The crispy, puffed dough turned out to be the perfect vessel to hold sweet North Carolina peaches alongside a savory companion. At Blue Jay Bistro, Fleming tops the peaches with a savory bacon jam and ricotta. “There’s a lot of wood and smokiness from bacon that goes with the subtle hints of sweetness from the peach, giving it some weight.”

To make the recipe at home, Flemings likens preparing the fry bread dough to making biscuits or pie. “It’s important not to overwork it, or it won’t be airy,” she says. The bread takes on a golden brown color and crisps up like a flour tortilla for a deliciously balanced brunch bite to kick off peach season in the South.


Ingredients

  • Peach Fry Bread, Bourbon Bacon Peach Jam, Ricotta, and Basil (Yield: 20 small fry breads)

    • ½ cup peach puree (about 2 peaches)

    • 2½ cups all-purpose flour

    • 1½ cups sugar

    • 2 tbsp. baking powder

    • ½ tsp. kosher salt

    • ½ cup lard or vegetable oil

    • Bourbon bacon peach jam (recipe follows)

    • Basil, to garnish

  • Bourbon Bacon Peach Jam

    • Applewood smoked bacon

    • 1 cup red onion, diced

    • 1 tbsp. Habanero, seeded and minced

    • 4 peaches, peeled and diced

    • 1 cup brown sugar

    • 1 tsp. kosher salt

    • 1 tsp. ground cumin

    • 1 tsp. ground black pepper

    • 3 tbsp. bourbon or whiskey

    • 4 tbsp. apple cider vinegar


Preparation

  1. For the peach puree: Briefly blend two peaches with 1 tablespoon of water.

  2. For the fry bread: Place 2 cups of flour and all other dry ingredients in a medium mixing bowl. Stir or sift to combine. Make a well in the center and pour in peach puree.

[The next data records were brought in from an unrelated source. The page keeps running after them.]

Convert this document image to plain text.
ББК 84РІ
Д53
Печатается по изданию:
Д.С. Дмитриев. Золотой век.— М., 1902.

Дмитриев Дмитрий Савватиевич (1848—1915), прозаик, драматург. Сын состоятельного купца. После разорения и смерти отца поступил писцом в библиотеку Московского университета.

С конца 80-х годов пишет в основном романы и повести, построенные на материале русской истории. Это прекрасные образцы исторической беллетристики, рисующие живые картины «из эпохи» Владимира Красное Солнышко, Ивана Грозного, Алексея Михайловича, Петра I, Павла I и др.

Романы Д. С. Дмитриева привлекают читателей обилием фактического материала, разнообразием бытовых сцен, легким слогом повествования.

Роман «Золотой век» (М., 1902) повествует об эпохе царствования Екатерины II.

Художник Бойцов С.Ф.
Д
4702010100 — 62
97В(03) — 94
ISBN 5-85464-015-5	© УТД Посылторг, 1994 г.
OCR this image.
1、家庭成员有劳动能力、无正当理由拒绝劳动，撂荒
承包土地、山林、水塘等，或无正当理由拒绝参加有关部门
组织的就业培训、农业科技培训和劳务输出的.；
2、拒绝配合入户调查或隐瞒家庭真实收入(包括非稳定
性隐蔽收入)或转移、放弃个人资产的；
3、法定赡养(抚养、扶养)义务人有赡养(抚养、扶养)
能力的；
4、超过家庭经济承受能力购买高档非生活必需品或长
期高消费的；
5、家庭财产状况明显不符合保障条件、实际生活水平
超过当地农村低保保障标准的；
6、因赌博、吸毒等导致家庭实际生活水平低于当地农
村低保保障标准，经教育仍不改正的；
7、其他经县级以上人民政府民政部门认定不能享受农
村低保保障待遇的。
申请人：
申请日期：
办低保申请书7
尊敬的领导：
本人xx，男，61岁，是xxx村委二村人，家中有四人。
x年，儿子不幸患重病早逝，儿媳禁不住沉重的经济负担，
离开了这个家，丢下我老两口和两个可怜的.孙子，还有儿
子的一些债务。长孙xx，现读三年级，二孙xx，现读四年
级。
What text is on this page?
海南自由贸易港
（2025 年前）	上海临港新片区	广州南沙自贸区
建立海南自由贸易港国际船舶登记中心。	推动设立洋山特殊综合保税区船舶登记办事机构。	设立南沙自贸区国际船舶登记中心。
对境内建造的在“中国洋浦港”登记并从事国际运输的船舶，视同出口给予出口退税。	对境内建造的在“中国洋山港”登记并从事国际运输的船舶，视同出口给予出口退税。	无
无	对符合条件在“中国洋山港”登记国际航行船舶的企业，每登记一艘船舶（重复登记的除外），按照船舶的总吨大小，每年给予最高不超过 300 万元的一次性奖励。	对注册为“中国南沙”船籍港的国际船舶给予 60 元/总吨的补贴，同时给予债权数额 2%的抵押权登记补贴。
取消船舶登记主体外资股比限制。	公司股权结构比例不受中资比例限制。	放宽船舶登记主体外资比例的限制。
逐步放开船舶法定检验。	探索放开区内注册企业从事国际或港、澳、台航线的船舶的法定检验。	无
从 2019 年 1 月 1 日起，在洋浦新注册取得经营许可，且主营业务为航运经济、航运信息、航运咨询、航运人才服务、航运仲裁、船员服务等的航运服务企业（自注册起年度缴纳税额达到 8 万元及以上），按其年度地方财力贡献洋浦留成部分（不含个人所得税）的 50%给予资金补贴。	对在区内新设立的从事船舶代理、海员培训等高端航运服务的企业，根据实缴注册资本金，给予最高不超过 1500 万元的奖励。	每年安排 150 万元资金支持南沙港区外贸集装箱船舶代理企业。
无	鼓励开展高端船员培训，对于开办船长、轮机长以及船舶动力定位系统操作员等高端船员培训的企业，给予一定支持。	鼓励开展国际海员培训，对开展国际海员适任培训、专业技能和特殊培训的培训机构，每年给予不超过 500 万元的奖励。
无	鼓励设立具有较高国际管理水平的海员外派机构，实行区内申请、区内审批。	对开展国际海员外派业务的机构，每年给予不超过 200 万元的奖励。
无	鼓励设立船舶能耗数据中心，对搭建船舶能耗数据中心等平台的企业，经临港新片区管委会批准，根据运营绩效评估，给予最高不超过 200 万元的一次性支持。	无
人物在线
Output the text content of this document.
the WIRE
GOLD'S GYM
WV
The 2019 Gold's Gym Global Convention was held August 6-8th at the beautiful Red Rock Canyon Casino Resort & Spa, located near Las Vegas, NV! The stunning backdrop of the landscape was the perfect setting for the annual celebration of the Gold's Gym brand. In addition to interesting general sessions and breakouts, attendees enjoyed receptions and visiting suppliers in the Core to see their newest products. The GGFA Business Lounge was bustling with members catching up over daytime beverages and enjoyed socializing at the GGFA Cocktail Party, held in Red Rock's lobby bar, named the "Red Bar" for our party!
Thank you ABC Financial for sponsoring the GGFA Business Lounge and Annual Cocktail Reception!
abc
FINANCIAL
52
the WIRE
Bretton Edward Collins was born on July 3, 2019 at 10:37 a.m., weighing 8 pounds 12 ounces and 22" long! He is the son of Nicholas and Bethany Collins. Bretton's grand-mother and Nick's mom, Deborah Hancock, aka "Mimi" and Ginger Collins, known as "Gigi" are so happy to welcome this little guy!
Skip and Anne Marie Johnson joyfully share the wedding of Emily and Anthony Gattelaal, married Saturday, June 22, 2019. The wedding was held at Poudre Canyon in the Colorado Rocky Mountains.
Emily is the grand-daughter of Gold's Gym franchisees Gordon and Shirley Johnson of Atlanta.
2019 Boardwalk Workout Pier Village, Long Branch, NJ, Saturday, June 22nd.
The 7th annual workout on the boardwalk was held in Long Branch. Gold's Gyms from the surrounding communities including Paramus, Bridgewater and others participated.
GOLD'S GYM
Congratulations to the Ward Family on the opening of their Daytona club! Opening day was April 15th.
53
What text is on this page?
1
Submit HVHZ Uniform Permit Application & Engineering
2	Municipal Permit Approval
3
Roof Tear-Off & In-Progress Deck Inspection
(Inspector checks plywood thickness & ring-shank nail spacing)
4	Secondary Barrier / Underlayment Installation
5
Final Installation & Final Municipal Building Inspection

  3. Work gently to combine peach puree and flour mixture to create dough. Continue to mix by hand until the dough pulls away from the sides of the bowl. Add flour as needed until the dough is firm, not sticky.

  4. Dust your work surface with remaining flour. Pinch off a piece of dough and gently pat into a 4” circle about ¼” in thickness. Continue the process until all cakes are formed. Gently lay a towel over the bread to keep it from drying out.

  5. In a large cast iron or frying pan, heat oil or lard over medium heat until shimmering. Gently place rounds in hot oil and cook on one side until bread begins to puff, about 1–2 minutes. Gently flip and cook the other side until puffed and golden brown.

  6. Drain fry bread on paper towels as you remove them from the oil and set aside while you work to fry the remaining fry bread pieces.

  7. For the bourbon bacon peach jam: Cook bacon over medium heat in a large saucepan to render fat. Stir occasionally to keep from burning. Cook until just shy of crispy, about 4–5 minutes. Pour bacon into a sieve and retain fat and drippings.

  8. Add 2 tablespoons of bacon fat back into the pan and place the pan back on medium heat. Add onions to pan until aromatic and translucent, stirring occasionally taking care to not burn. Add habanero and combine well with onion. Add peaches and stir to combine. Cook for 1 minute.

  9. Add spices and liquids to the pan. Cook over low medium heat, stirring occasionally. Jam should have a lazy bubble and begin to reduce.

  10. Cook for about 15–20 minutes or until mixture begins to take on a syrup consistency, take care to not burn the liquid. Remove from heat and cool.

  11. Tip: Store leftover jam in the refrigerator for up to seven days.

  12. To assemble: Swipe 1 tablespoon of ricotta on each plate. Place warm fry bread rounds on the ricotta. Top fry bread with warm jam and 1 more tablespoon of ricotta. Sprinkle chiffonade or micro basil on top.